I try to think about how I’m constructing this blog, and the scheme I have for its posts, whenever possible. I wonder if it’s part of a search for something new beyond the massive undertaking going back to school was eight years ago, when I determined to finally finish the biggest thing I’d left undone.
After that push and effort, after all was said and done and I could at last tick off the box [metaphorically] labeled “Bachelors Degree,” I couldn’t figure out what to do. I was Wile E. Coyote in the middle of the air, having run straight off the edge of the cliff. But I wasn’t dropping.
It occurred to me today that an extremely valuable aspect of art school—again, as of school in general—is the forced exposure to things and ideas you’d never have found on your own in such a compact span of time.

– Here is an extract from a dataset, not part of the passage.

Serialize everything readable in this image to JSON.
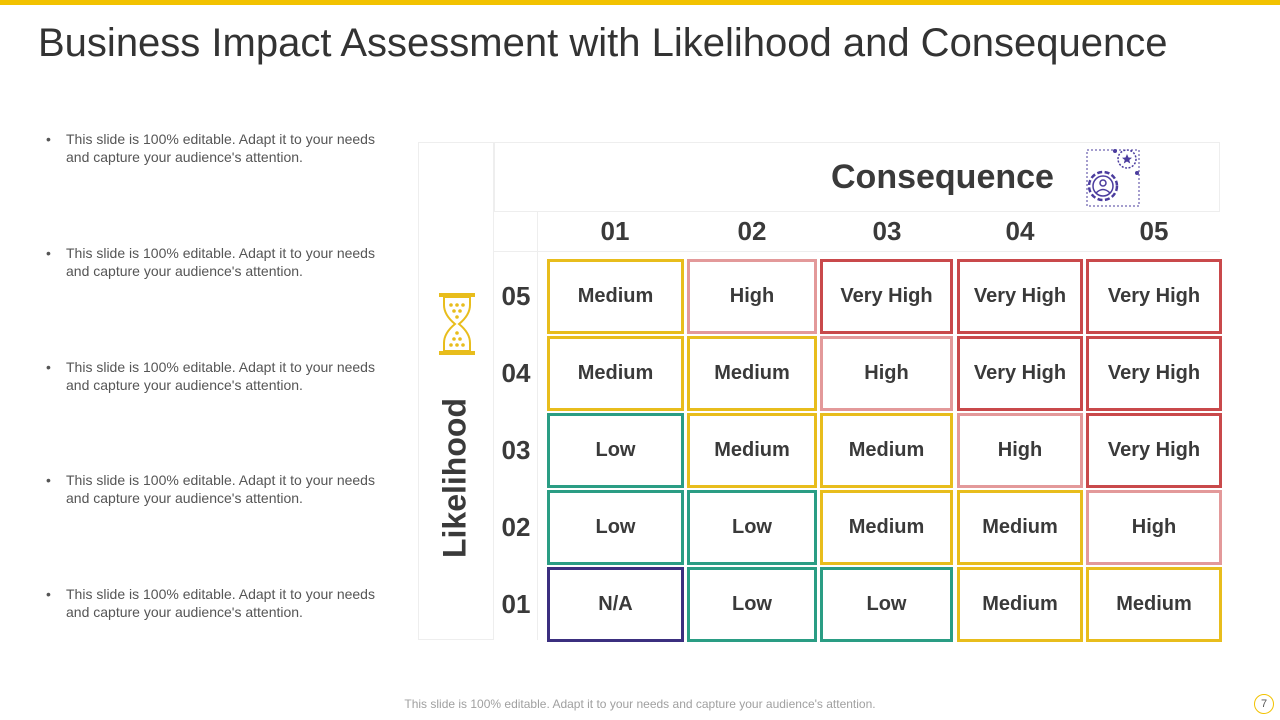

This might be a thing worth paying for, albeit not necessarily worth tens or hundreds of thousands of dollars and the commensurate stress of the debt burden.

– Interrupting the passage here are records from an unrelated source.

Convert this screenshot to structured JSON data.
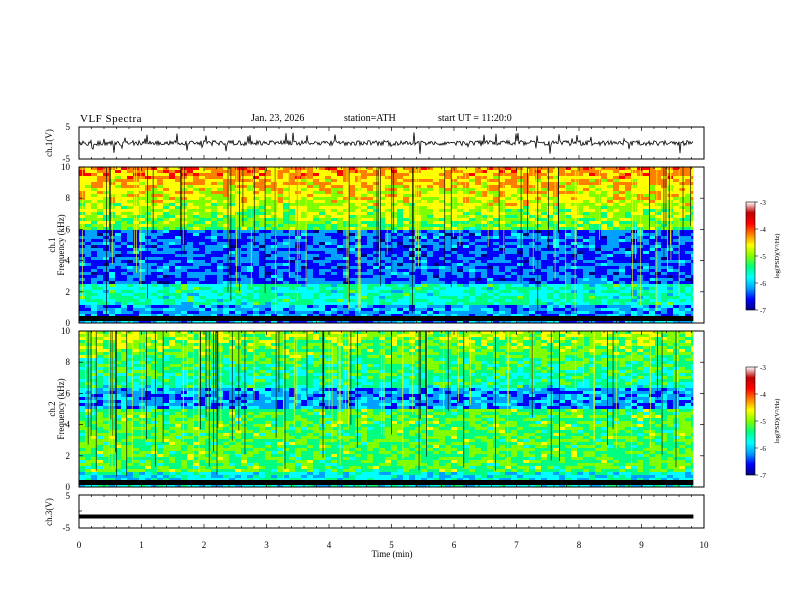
{
  "header": {
    "title": "VLF Spectra",
    "date": "Jan. 23, 2026",
    "station": "station=ATH",
    "start": "start UT =  11:20:0"
  },
  "chart_data": [
    {
      "type": "line",
      "panel": "ch1-waveform",
      "ylabel": "ch.1(V)",
      "ylim": [
        -5,
        5
      ],
      "yticks": [
        "5",
        "-5"
      ],
      "xlim": [
        0,
        10
      ],
      "trace_end": 9.83,
      "baseline": 0
    },
    {
      "type": "heatmap",
      "panel": "ch1-spectrogram",
      "ylabel": [
        "ch.1",
        "Frequency (kHz)"
      ],
      "ylim": [
        0,
        10
      ],
      "yticks": [
        "0",
        "2",
        "4",
        "6",
        "8",
        "10"
      ],
      "xlim": [
        0,
        10
      ],
      "colorbar": {
        "label": "log(PSD)(V²/Hz)",
        "range": [
          -7,
          -3
        ],
        "ticks": [
          "-3",
          "-4",
          "-5",
          "-6",
          "-7"
        ],
        "colors": [
          "#000080",
          "#0000ff",
          "#00a0ff",
          "#00ffff",
          "#00ff80",
          "#80ff00",
          "#ffff00",
          "#ff8000",
          "#ff0000",
          "#c00000",
          "#ffffff"
        ]
      }
    },
    {
      "type": "heatmap",
      "panel": "ch2-spectrogram",
      "ylabel": [
        "ch.2",
        "Frequency (kHz)"
      ],
      "ylim": [
        0,
        10
      ],
      "yticks": [
        "0",
        "2",
        "4",
        "6",
        "8",
        "10"
      ],
      "xlim": [
        0,
        10
      ],
      "colorbar": {
        "label": "log(PSD)(V²/Hz)",
        "range": [
          -7,
          -3
        ],
        "ticks": [
          "-3",
          "-4",
          "-5",
          "-6",
          "-7"
        ]
      }
    },
    {
      "type": "line",
      "panel": "ch3-waveform",
      "ylabel": "ch.3(V)",
      "ylim": [
        -5,
        5
      ],
      "yticks": [
        "5",
        "0",
        "-5"
      ],
      "xlim": [
        0,
        10
      ],
      "xticks": [
        "0",
        "1",
        "2",
        "3",
        "4",
        "5",
        "6",
        "7",
        "8",
        "9",
        "10"
      ],
      "xlabel": "Time (min)",
      "trace_end": 9.83,
      "level": -1.5
    }
  ]
}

It’s as easy to get stuck in an aesthetic bubble as a political one, staying focused on the narrow band of favorites you’ve treasured over several years of loving and experiencing art of whatever form. But at school, if you have teachers of any worth, you have a myriad of unknowns thrown at you, and you not only have to experience their work, but also to understand it, analyze it, and put it into some kind of context.
This is important to do as an artist for the rest of your days. You’ll gain insight and depth, even if you don’t like some or most of the stuff, if you take it in broadly.